Acts of God

It was 10 at night and pouring rain when one of my best trees -- a ramrod-straight black walnut -- twisted out of the ground and fell across the road and nearly onto a sweet, old couple's home. The only thing holding off that prospect was their giant maple and another of my healthiest trees, a hackberry. You may remember that things have been quite soggy around here. Couple that with some very strong winds -- and the fact that my neighbor replaced much of the soil on his side of the trees with pavement and gravel -- and you have the perfect recipe for disaster. Sadly, that neighbor never realized that the placement of his driveway could have contributed to the extreme soil erosion on his side of the tree. People seldom consider the needs of city-dwelling trees, but I wish they would.

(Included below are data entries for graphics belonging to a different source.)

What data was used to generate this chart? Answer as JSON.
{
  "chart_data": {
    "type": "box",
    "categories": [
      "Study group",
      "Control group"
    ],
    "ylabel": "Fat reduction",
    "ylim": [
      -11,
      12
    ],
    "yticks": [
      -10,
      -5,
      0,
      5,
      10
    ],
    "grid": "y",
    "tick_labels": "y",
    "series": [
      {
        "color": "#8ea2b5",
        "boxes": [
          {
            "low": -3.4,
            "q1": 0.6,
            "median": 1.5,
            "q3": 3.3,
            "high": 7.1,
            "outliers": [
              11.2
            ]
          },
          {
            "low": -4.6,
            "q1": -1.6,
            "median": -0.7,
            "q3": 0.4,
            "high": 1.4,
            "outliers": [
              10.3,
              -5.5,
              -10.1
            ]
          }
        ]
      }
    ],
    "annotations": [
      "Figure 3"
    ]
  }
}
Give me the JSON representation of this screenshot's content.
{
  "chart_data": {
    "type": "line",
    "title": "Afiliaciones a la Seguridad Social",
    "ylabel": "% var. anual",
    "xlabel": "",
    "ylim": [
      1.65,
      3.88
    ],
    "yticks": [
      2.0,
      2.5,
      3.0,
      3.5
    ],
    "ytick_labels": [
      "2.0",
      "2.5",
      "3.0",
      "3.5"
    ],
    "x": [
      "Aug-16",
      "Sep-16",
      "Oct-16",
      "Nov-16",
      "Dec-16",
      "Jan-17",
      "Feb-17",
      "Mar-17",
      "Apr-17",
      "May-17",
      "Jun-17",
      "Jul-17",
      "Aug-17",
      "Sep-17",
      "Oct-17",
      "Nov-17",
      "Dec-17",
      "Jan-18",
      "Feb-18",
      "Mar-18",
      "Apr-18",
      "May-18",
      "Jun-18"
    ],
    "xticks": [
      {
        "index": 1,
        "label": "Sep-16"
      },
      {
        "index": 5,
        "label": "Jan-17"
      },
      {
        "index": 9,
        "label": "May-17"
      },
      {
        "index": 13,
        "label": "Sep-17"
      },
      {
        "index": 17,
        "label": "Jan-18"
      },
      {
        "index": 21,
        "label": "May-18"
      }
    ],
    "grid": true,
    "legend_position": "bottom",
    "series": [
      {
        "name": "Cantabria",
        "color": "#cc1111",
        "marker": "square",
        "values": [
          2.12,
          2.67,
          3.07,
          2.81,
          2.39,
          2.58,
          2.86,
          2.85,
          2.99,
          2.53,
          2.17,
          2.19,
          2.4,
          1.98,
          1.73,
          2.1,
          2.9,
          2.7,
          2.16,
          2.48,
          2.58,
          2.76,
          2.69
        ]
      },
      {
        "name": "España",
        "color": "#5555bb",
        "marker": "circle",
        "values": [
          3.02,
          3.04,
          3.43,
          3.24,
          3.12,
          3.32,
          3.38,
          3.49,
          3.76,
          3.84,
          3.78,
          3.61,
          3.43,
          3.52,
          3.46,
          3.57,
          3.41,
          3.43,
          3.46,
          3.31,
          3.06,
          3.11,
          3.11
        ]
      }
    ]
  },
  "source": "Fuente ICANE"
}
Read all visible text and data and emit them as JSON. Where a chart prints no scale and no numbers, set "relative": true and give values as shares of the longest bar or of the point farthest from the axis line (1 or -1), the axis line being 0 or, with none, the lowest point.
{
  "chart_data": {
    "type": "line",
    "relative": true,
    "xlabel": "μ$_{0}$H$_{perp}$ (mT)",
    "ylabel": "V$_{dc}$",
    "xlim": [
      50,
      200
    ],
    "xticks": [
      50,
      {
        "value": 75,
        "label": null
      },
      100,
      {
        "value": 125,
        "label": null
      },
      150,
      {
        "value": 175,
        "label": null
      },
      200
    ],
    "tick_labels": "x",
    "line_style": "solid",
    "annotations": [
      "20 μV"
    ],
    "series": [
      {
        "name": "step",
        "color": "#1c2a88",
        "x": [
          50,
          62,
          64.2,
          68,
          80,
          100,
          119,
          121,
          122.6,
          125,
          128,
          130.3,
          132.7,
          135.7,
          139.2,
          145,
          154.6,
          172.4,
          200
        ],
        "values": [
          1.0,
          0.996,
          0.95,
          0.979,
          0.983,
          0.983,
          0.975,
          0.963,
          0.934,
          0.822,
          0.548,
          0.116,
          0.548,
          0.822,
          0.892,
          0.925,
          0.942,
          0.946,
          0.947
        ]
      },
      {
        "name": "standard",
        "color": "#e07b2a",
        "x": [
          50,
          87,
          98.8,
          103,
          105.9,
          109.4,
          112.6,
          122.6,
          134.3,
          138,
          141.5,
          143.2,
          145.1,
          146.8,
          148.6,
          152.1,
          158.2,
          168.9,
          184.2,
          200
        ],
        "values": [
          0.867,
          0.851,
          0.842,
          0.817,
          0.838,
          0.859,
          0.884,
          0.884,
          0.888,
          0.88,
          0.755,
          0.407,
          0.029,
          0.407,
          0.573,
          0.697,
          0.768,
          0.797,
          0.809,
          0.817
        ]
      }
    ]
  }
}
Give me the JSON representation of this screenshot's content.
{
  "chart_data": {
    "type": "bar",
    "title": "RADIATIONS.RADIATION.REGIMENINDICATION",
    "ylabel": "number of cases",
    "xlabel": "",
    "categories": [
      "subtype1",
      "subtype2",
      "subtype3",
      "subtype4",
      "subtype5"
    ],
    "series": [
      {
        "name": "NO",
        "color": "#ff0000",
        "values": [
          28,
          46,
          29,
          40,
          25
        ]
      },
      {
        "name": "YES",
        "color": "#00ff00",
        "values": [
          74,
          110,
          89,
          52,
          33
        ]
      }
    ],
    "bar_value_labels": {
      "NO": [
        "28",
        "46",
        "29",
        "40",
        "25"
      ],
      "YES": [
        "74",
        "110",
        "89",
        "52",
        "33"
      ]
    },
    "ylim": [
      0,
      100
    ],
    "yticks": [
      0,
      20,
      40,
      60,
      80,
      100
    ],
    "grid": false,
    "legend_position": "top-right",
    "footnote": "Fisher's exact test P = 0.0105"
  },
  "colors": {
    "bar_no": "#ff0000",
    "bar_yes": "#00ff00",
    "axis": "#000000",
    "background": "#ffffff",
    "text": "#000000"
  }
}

In all, nearly a dozen mature trees delineate the perimeter of my little homestead. That was partly what drew me to the property in the first place. Besides the black walnuts and that hackberry, there are tulip poplars, sundry maples, and a locust which flings large, reddish pods all over the yard. In general, trees are essential to any well-planned landscape, and, provided they don't shade out one's only available garden plot, they are particularly prized by organic gardeners like me. That's because their fallen leaves, stray limbs, and even those weird pods make fantastic fodder for the compost heap. I chip up the carbon-rich matter and mix it in to help balance out my household's nitrogen-heavy kitchen scraps. Less labor-intensive but just as effective, "lasagna" gardening makes great use of dead leaves, maple tree seed "helicopters," sweet gum balls, pinecones, and more.

All that makes losing those trees extra painful for me. Thankfully, although they came close, at least the walnut and hackberry didn't crash into the neighbors' place. But they did clobber my black raspberry hedgerow, and they left an incredible gap in my landscape. Unfortunately, it will be a long, long time before their replacements reach the former trees' impressive size.